Jurors awarded his wife, Joan Schoeff, $10.5 million in compensatory damages and $30 million in punitive damages, even after her lawyer asked jurors not to go above $25 million.

The trial judge later reduced the compensatory damages award to almost $7.9 million but let stand the punitive damages amount. R.J. Reynolds appealed, calling the punitive damages “unconstitutionally excessive.”

The 4th District Court of Appeal in West Palm Beach agreed with RJR that the award “falls on the excessive side of the spectrum,” according to its opinion. One judge in the three-judge panel dissented. Schoeff then appealed to the Supreme Court.

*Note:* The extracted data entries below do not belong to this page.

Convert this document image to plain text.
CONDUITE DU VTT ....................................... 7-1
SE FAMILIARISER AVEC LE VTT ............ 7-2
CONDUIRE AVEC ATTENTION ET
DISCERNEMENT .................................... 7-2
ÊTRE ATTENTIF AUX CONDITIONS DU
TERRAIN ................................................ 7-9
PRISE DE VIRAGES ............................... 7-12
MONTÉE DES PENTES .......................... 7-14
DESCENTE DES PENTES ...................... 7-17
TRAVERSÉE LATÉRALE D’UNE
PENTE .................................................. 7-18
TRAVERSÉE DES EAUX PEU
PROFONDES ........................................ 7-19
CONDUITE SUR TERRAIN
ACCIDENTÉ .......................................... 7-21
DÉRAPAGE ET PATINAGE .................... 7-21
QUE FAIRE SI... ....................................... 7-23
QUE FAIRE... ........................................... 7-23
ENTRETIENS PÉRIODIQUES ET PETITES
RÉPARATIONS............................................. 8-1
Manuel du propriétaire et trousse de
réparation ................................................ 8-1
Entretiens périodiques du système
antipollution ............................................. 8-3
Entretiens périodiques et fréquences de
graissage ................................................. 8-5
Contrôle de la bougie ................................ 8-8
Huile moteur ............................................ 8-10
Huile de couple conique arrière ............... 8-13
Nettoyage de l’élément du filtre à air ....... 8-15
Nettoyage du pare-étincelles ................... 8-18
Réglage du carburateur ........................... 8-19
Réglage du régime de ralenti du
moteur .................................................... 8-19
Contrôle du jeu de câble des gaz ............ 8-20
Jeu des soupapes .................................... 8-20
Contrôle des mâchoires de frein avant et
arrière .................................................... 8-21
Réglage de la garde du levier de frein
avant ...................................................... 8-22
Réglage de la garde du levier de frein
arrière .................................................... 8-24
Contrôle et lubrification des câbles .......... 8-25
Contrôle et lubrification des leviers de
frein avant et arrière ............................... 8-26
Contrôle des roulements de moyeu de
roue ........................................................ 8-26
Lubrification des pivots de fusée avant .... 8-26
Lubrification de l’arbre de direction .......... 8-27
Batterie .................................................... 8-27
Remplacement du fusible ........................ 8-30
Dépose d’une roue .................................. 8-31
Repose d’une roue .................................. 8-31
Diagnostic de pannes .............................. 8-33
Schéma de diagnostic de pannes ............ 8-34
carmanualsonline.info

Justice Peggy A. Quince noted that the lawyer at trial asked for Schoeff’s fault in his death to be factored into damages. Mills explained that was because “we didn’t know if we were going to win.”

Donald B. Ayer, representing RJR, faulted jury instructions that he said confused jurors about how to decide the harm caused to Schoeff. 

“Why would we, as a matter of law, decide that the core of the action is negligence versus … the intentional wrongdoing of the tobacco industry over decades?” Justice Barbara Pariente asked.

“There’s no question that it’s harm from a product,” Ayer said. Product liability claims generally are founded in negligence, which is about carelessness, not intent.

The court, as usual, did not indicate when it would rule.